So, nearly 8 years after the heart of the tech industry overwhelmingly favored Barack Obama, his former contestant, Hillary Clinton, was back in Silicon Valley pitching her solutions. On stage yesterday, Clinton laid out bread-and-butter Democratic ideas of middle-class economics and more inclusive diversity.

“Wages no longer rise with productivity, while CEO pay keeps going up,” Clinton remarked on stage. “We have to figure out how to make this new economy work for everyone.”

While noble, this is not a message that will inspire the hyper-idealistic, world-changing engineers of technology’s top firms. Discreetly, many of Obama’s former tech leads tell me they have no interest in joining team Clinton. Obama was an inspiring figure to them, Clinton is not.

The ideas that enthrall tech circles are not the usual liberal topics. There is a coming robot job-apocalypse, and the Airbnbs and Ubers of the industry are exploring whether the sharing economy can support the middle class after their jobs are automated.

America’s school system is increasingly out of touch with the 21st century economy, and folks like LinkedIn’s Reid Hoffman are calling for a radical overhaul of the credentialing process.

America faces crippling partisanship, and arguably tech’s most famous legal scholar, Larry Lessig, is trying to find a way to end money’s corruption on politics.

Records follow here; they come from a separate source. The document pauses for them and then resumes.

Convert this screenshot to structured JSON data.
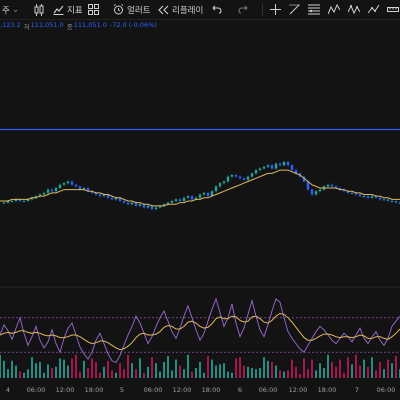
{
  "toolbar": {
    "left_char": "주",
    "chevron": "⌄",
    "indicator_label": "지표",
    "alert_label": "얼러트",
    "replay_label": "리플레이"
  },
  "legend": {
    "high_value": ",123.2",
    "low_label": "저",
    "low_value": "111,051.0",
    "close_label": "종",
    "close_value": "111,051.0",
    "change": "-72.0 (-0.06%)"
  },
  "colors": {
    "up": "#26a69a",
    "down": "#2962ff",
    "ma": "#e0b85a",
    "hline": "#2962ff",
    "osc1": "#9c6bd8",
    "osc2": "#e0b85a",
    "band": "#b05bd6"
  },
  "x_axis": {
    "ticks": [
      "4",
      "06:00",
      "12:00",
      "18:00",
      "5",
      "06:00",
      "12:00",
      "18:00",
      "6",
      "06:00",
      "12:00",
      "18:00",
      "7",
      "06:00"
    ]
  },
  "chart_data": {
    "type": "candlestick",
    "price_series": [
      123,
      123,
      124,
      124,
      125,
      124,
      124,
      125,
      126,
      127,
      128,
      129,
      131,
      130,
      132,
      134,
      135,
      136,
      134,
      133,
      131,
      132,
      130,
      129,
      128,
      127,
      128,
      126,
      125,
      126,
      124,
      123,
      122,
      123,
      121,
      122,
      120,
      121,
      119,
      120,
      121,
      122,
      123,
      124,
      125,
      124,
      126,
      127,
      125,
      126,
      128,
      129,
      127,
      130,
      133,
      135,
      136,
      139,
      140,
      139,
      138,
      137,
      139,
      141,
      143,
      144,
      145,
      146,
      144,
      147,
      146,
      148,
      146,
      143,
      141,
      139,
      136,
      131,
      128,
      130,
      131,
      133,
      134,
      133,
      132,
      131,
      130,
      129,
      129,
      128,
      127,
      127,
      126,
      127,
      126,
      125,
      125,
      124,
      124,
      123,
      123
    ],
    "ma_series": [
      124,
      124,
      124,
      125,
      125,
      125,
      125,
      125,
      126,
      126,
      127,
      127,
      128,
      129,
      129,
      130,
      131,
      131,
      131,
      131,
      131,
      131,
      130,
      130,
      129,
      129,
      128,
      128,
      127,
      126,
      126,
      125,
      124,
      124,
      123,
      123,
      122,
      122,
      121,
      121,
      121,
      121,
      122,
      122,
      122,
      123,
      123,
      124,
      124,
      125,
      125,
      126,
      126,
      127,
      128,
      129,
      130,
      131,
      132,
      133,
      134,
      135,
      136,
      137,
      138,
      139,
      140,
      141,
      141,
      142,
      143,
      143,
      143,
      142,
      141,
      140,
      138,
      136,
      134,
      133,
      132,
      132,
      132,
      132,
      132,
      131,
      131,
      130,
      130,
      129,
      129,
      128,
      128,
      128,
      127,
      127,
      126,
      126,
      125,
      125,
      125
    ],
    "hline_value": 168,
    "oscillator1": [
      50,
      62,
      55,
      45,
      58,
      70,
      52,
      38,
      48,
      60,
      44,
      35,
      42,
      56,
      40,
      30,
      46,
      58,
      64,
      50,
      36,
      28,
      22,
      30,
      44,
      52,
      40,
      28,
      20,
      18,
      26,
      38,
      50,
      60,
      72,
      64,
      52,
      40,
      48,
      60,
      70,
      78,
      66,
      54,
      46,
      58,
      72,
      84,
      70,
      56,
      44,
      52,
      66,
      80,
      92,
      76,
      60,
      70,
      86,
      64,
      48,
      58,
      74,
      90,
      72,
      56,
      48,
      62,
      78,
      92,
      88,
      70,
      54,
      46,
      40,
      34,
      30,
      38,
      46,
      54,
      60,
      56,
      50,
      44,
      40,
      46,
      52,
      48,
      42,
      50,
      58,
      46,
      40,
      48,
      54,
      44,
      38,
      46,
      60,
      66,
      72
    ],
    "oscillator2": [
      50,
      52,
      53,
      52,
      53,
      55,
      55,
      53,
      52,
      53,
      52,
      50,
      49,
      50,
      49,
      47,
      47,
      48,
      50,
      50,
      48,
      45,
      42,
      40,
      41,
      43,
      43,
      41,
      38,
      35,
      33,
      34,
      37,
      41,
      47,
      51,
      52,
      50,
      50,
      51,
      54,
      59,
      61,
      60,
      57,
      57,
      60,
      65,
      66,
      64,
      60,
      58,
      59,
      63,
      69,
      71,
      69,
      69,
      72,
      71,
      67,
      65,
      66,
      71,
      72,
      69,
      65,
      64,
      67,
      72,
      75,
      74,
      70,
      65,
      59,
      53,
      47,
      44,
      44,
      46,
      49,
      51,
      51,
      50,
      48,
      47,
      48,
      48,
      47,
      48,
      50,
      49,
      46,
      46,
      48,
      48,
      46,
      45,
      48,
      52,
      57
    ]
  }
}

Clinton did not come to the Valley with a hint of the same optimism that helped Obama snag the Valley’s best talent. Nowhere did she offer interesting ideas, or even a sense that she wants to disrupt any of our institutions. So Clinton may get some money from the Silicon Valley rich. California will most likely swing in her favor.

But, if the 2016 campaign ends up being much tighter and she needs a technology edge, she is in trouble. One of her contenders, Republican Senator Rand Paul, is already opening up a shop in Silicon Valley; it’s not to tap rich people for money, but to build another crack engineering team.

She should not underestimate the ability of a campaign underdog and smart engineers to run a successful campaign. More importantly, if Clinton isn’t interested in innovative policies, I doubt many innovators will join her.